-1

Following is a simple piece of code about regex match:

import re

pattern = ".*"
s = "ab"
print(re.search(pattern, s))

output:

<_sre.SRE_Match object; span=(0, 2), match='ab'>

My confusion is "." matches any single character, so here it's able to match "a" or "b" , then with a "*" behind it, this combo should be able to match "" "a" or "aa" or "aaa..." or "b" or "bb" or "bbb..." or other single characters that repeat for several times.

But how comes it(".*") matches "ab" the same time?

Lunam
  • 7
  • 2

1 Answers1

-1

The comments more or less covered it, but to provide an answer: the pattern .* means to match any character . zero or more times *. And by default, a regex is greedy so when presented with 'abc', even though '' would satisfy that rule, or 'a' would, etc., it will match the entire string, since matching all of it still meets the requirement.

It does not mean to match the same character zero or more times. Every character it matches can be a different character or the same as a previously matched one.

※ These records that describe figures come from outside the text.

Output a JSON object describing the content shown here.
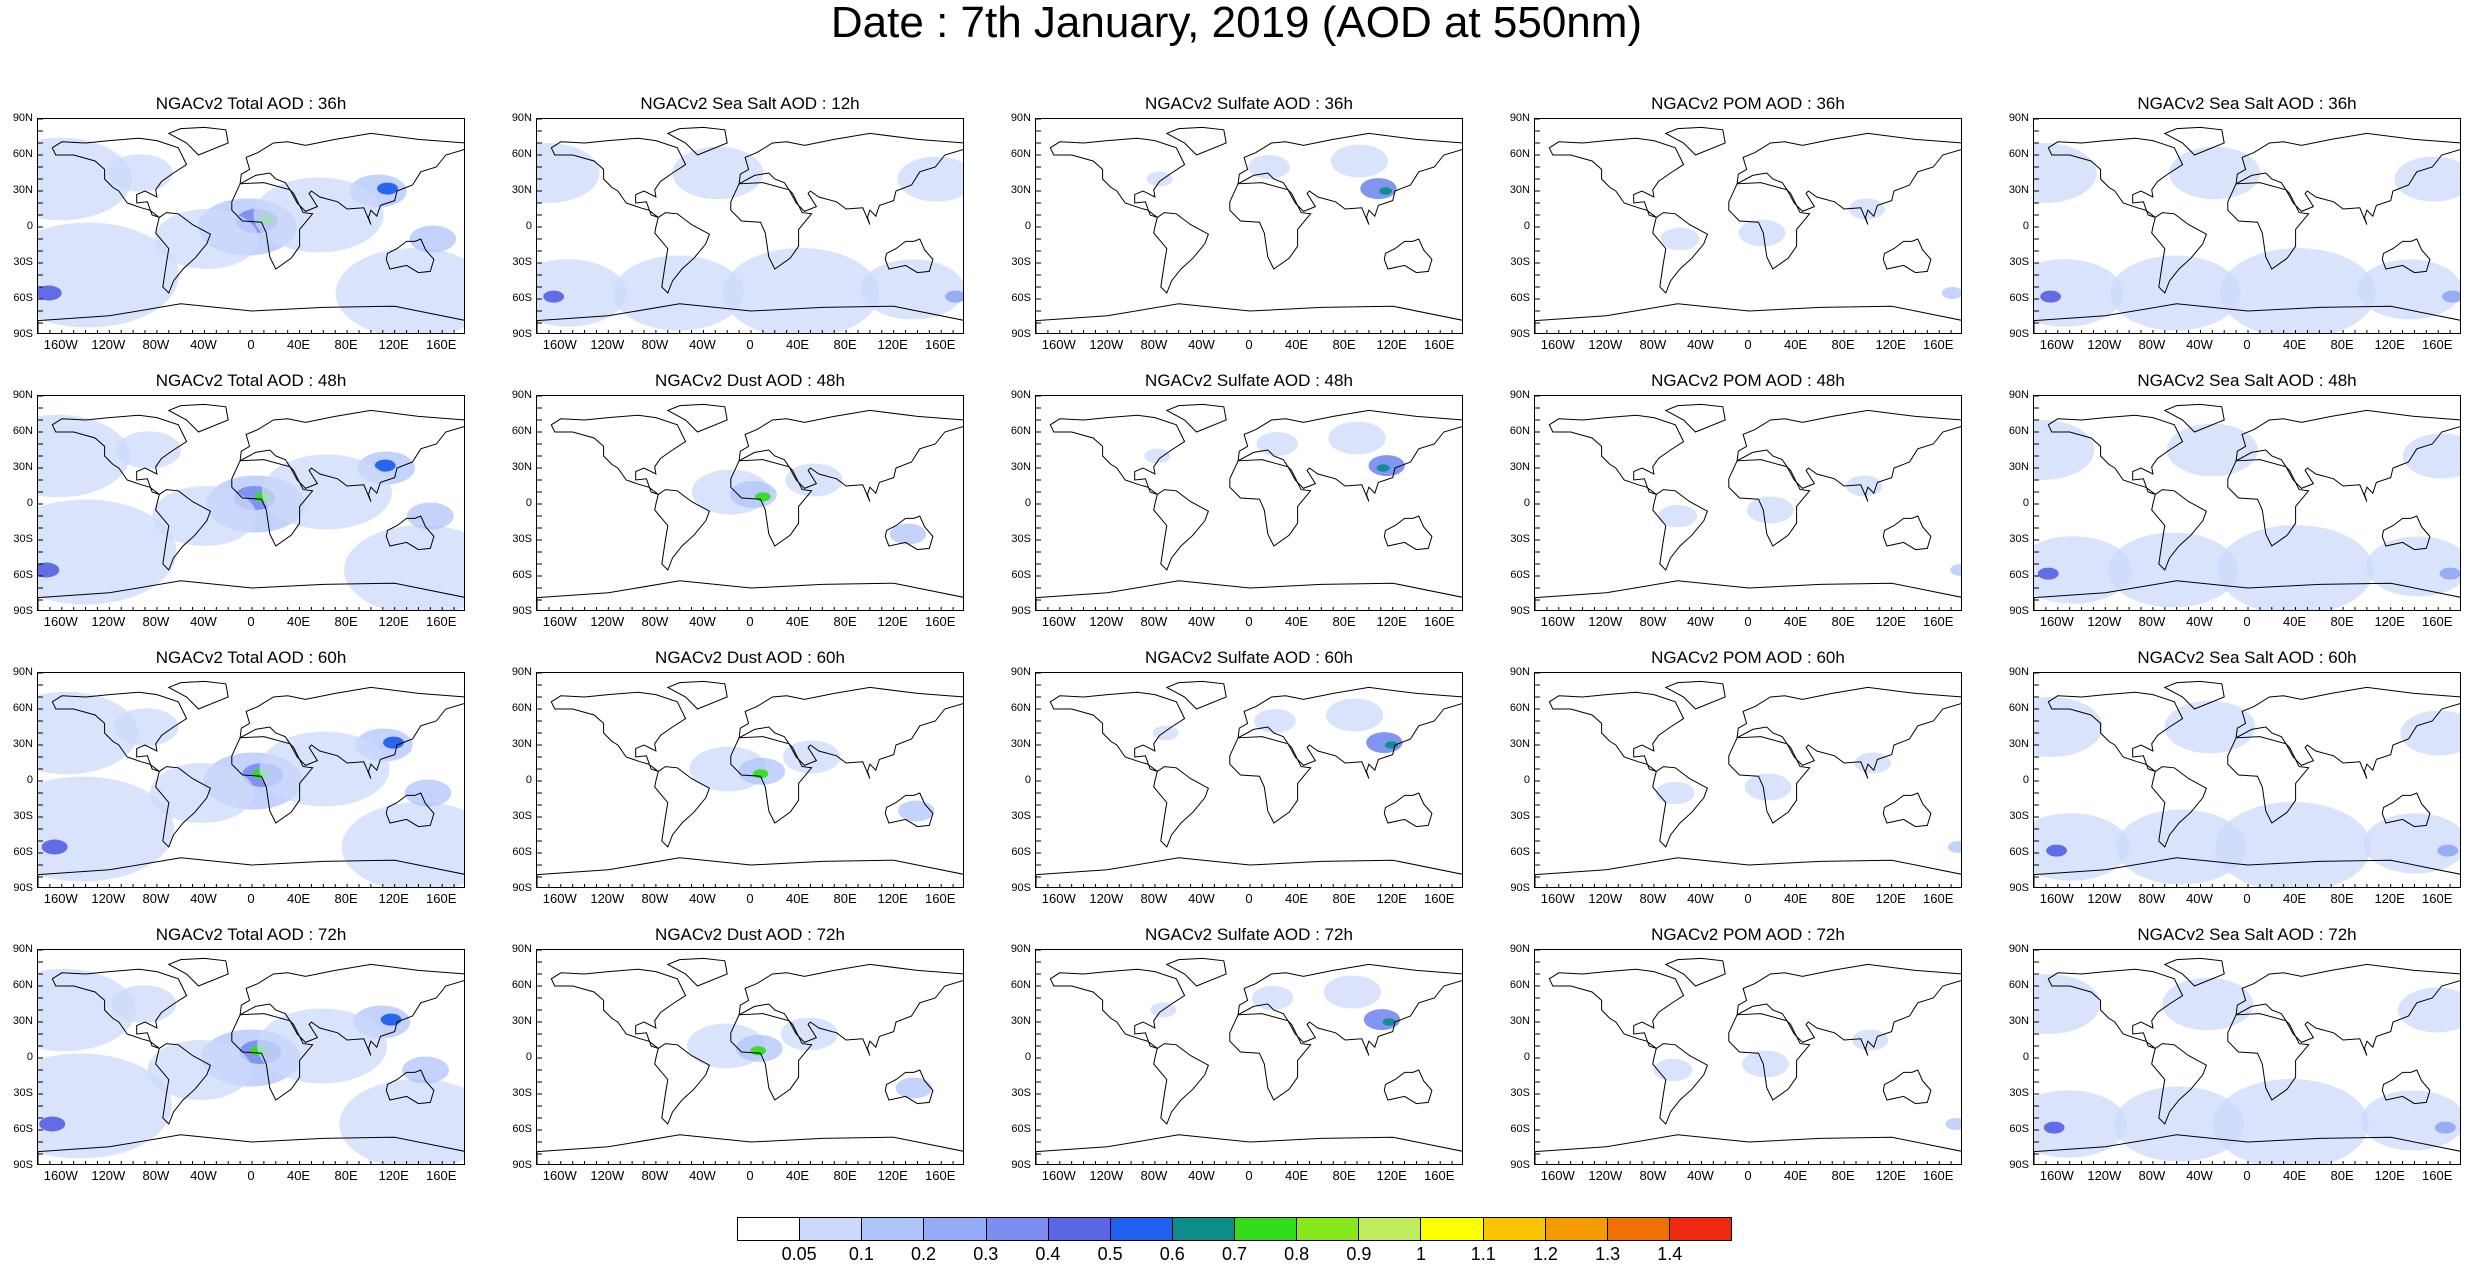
{
  "title": "Date : 7th January, 2019 (AOD at 550nm)",
  "lat_labels": [
    "90N",
    "60N",
    "30N",
    "0",
    "30S",
    "60S",
    "90S"
  ],
  "lon_labels": [
    "160W",
    "120W",
    "80W",
    "40W",
    "0",
    "40E",
    "80E",
    "120E",
    "160E"
  ],
  "rows": [
    [
      "NGACv2 Total AOD : 36h",
      "NGACv2 Sea Salt  AOD : 12h",
      "NGACv2 Sulfate AOD : 36h",
      "NGACv2 POM AOD : 36h",
      "NGACv2 Sea Salt  AOD : 36h"
    ],
    [
      "NGACv2 Total AOD : 48h",
      "NGACv2 Dust AOD : 48h",
      "NGACv2 Sulfate AOD : 48h",
      "NGACv2 POM AOD : 48h",
      "NGACv2 Sea Salt  AOD : 48h"
    ],
    [
      "NGACv2 Total AOD : 60h",
      "NGACv2 Dust AOD : 60h",
      "NGACv2 Sulfate AOD : 60h",
      "NGACv2 POM AOD : 60h",
      "NGACv2 Sea Salt  AOD : 60h"
    ],
    [
      "NGACv2 Total AOD : 72h",
      "NGACv2 Dust AOD : 72h",
      "NGACv2 Sulfate AOD : 72h",
      "NGACv2 POM AOD : 72h",
      "NGACv2 Sea Salt  AOD : 72h"
    ]
  ],
  "colorbar": {
    "labels": [
      "0.05",
      "0.1",
      "0.2",
      "0.3",
      "0.4",
      "0.5",
      "0.6",
      "0.7",
      "0.8",
      "0.9",
      "1",
      "1.1",
      "1.2",
      "1.3",
      "1.4"
    ],
    "colors": [
      "#ffffff",
      "#cdd9fb",
      "#afc4fb",
      "#94abf5",
      "#7b8ff0",
      "#5b65e6",
      "#1f60ee",
      "#0d8c8c",
      "#33dd1c",
      "#88e81a",
      "#c1ec5d",
      "#ffff00",
      "#f9c400",
      "#f59b00",
      "#f07000",
      "#ef2a12"
    ]
  }
}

If instead you want to match any character, but match as many of that same character as possible, zero or more times, you can use:

(.)?\1*

See here https://regex101.com/r/FgvuX2/1 and here https://regex101.com/r/FgvuX2/2

What this effectively does, is match a single character optionally, creating a back reference which can be used in the second part of the expression. Thus it matches any single character (if there is one) to group 1 and matches that group 1 zero or more times, being greedy.

Grismar
  • 27,561
  • 4
  • 31
  • 54